Des locataires sinistrés «laissés à eux-mêmes»

Alors que des locataires victimes des inondations doivent coucher directement sur le plancher en attendant que l'étude de leur dossier d'indemnisation soit réalisée, les Oeuvres Isidore Ostiguy et Logemen'occupe dénoncent un «manque de coordination» et un manque de soutien pour les sinistrés non-propriétaires.
Réjean Chevalier, un locataire sinistré de la rue Jacques-Cartier, à Gatineau, n'a pas un mot à dire contre la Croix-Rouge, de qui il a obtenu «un très bon service» au plus fort de la crise qui a frappé la région ce printemps. L'homme est toutefois déçu que lorsque les sinistrés réussissent à trouver un nouveau toit, l'aide tarde à venir.
Les bons d'alimentation cessent en effet en même temps que l'hébergement au motel fourni par la Croix-Rouge, a souligné la directrice générale des Oeuvres Isidore Ostiguy, Louise Guindon. Résultat: les locataires qui emménagent dans un nouveau logement «sont laissés à eux-mêmes» et ne reçoivent parfois qu'une couverture et un oreiller en guise d'ameublement si leur dossier n'a pas avancé assez rapidement pour qu'ils aient touché une indemnisation du gouvernement provincial dénoncent les organismes en rappelant que plusieurs sont des personnes vulnérables.
Logemen'occupe a par ailleurs déploré qu'aucune rencontre d'information spécifique aux locataires n'ait été organisée par les autorités. Une telle option aurait été bénéfique, croit le coordonnateur de Logemen'occupe, François Roy, car «les enjeux et les problématiques sont totalement différents» que pour les propriétaires sinistrés.
Les deux organismes estiment aussi qu'il aurait fallu davantage de rencontres de coordination entre le milieu communautaire et les autorités municipales et provinciales impliquées dans l'organisation de l'aide aux sinistrés.

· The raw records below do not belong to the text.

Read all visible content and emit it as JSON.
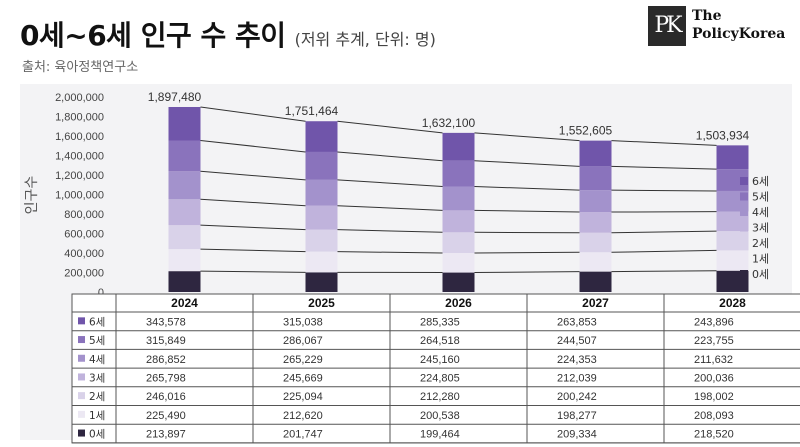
{
  "header": {
    "title": "0세~6세 인구 수 추이",
    "subtitle": "(저위 추계, 단위: 명)",
    "source": "출처: 육아정책연구소"
  },
  "logo": {
    "mark": "PK",
    "line1": "The",
    "line2": "PolicyKorea"
  },
  "chart_data": {
    "type": "bar",
    "stacked": true,
    "ylabel": "인구수",
    "ylim": [
      0,
      2000000
    ],
    "yticks": [
      "2,000,000",
      "1,800,000",
      "1,600,000",
      "1,400,000",
      "1,200,000",
      "1,000,000",
      "800,000",
      "600,000",
      "400,000",
      "200,000",
      "0"
    ],
    "categories": [
      "2024",
      "2025",
      "2026",
      "2027",
      "2028"
    ],
    "totals": [
      1897480,
      1751464,
      1632100,
      1552605,
      1503934
    ],
    "total_labels": [
      "1,897,480",
      "1,751,464",
      "1,632,100",
      "1,552,605",
      "1,503,934"
    ],
    "series": [
      {
        "name": "0세",
        "color": "#2e2640",
        "values": [
          213897,
          201747,
          199464,
          209334,
          218520
        ],
        "labels": [
          "213,897",
          "201,747",
          "199,464",
          "209,334",
          "218,520"
        ]
      },
      {
        "name": "1세",
        "color": "#ece8f3",
        "values": [
          225490,
          212620,
          200538,
          198277,
          208093
        ],
        "labels": [
          "225,490",
          "212,620",
          "200,538",
          "198,277",
          "208,093"
        ]
      },
      {
        "name": "2세",
        "color": "#d9d2e9",
        "values": [
          246016,
          225094,
          212280,
          200242,
          198002
        ],
        "labels": [
          "246,016",
          "225,094",
          "212,280",
          "200,242",
          "198,002"
        ]
      },
      {
        "name": "3세",
        "color": "#c0b3dc",
        "values": [
          265798,
          245669,
          224805,
          212039,
          200036
        ],
        "labels": [
          "265,798",
          "245,669",
          "224,805",
          "212,039",
          "200,036"
        ]
      },
      {
        "name": "4세",
        "color": "#a392cc",
        "values": [
          286852,
          265229,
          245160,
          224353,
          211632
        ],
        "labels": [
          "286,852",
          "265,229",
          "245,160",
          "224,353",
          "211,632"
        ]
      },
      {
        "name": "5세",
        "color": "#8a73bc",
        "values": [
          315849,
          286067,
          264518,
          244507,
          223755
        ],
        "labels": [
          "315,849",
          "286,067",
          "264,518",
          "244,507",
          "223,755"
        ]
      },
      {
        "name": "6세",
        "color": "#7055aa",
        "values": [
          343578,
          315038,
          285335,
          263853,
          243896
        ],
        "labels": [
          "343,578",
          "315,038",
          "285,335",
          "263,853",
          "243,896"
        ]
      }
    ],
    "legend_position": "right",
    "table_below": true
  }
}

M. Roy croit par ailleurs que le Centre intégré de santé et de services sociaux de l'Outaouais (CISSSO) aurait dû jouer un plus grand rôle en raison de sa «responsabilité populationnelle». 
«À notre avis, un sinistre de cette ampleur-là, c'est le CISSSO qui aurait dû être mandaté pour assurer le leadership et l'intervention de première ligne en partenariat avec les organismes communautaires, pour évaluer l'ensemble des besoins, a mentionné le coordonnateur de Logemen'occupe. Le CISSSO était considéré comme un des partenaires et non comme le partenaire principal au niveau de l'intervention des personnes. C'est à la Croix-Rouge qu'on a délégué cette responsabilité-là. La Croix-Rouge joue un rôle important, mais à notre avis, ce n'est pas à la Croix-Rouge qu'on devrait allouer l'intervention de première ligne, mais d'abord au CISSSO.»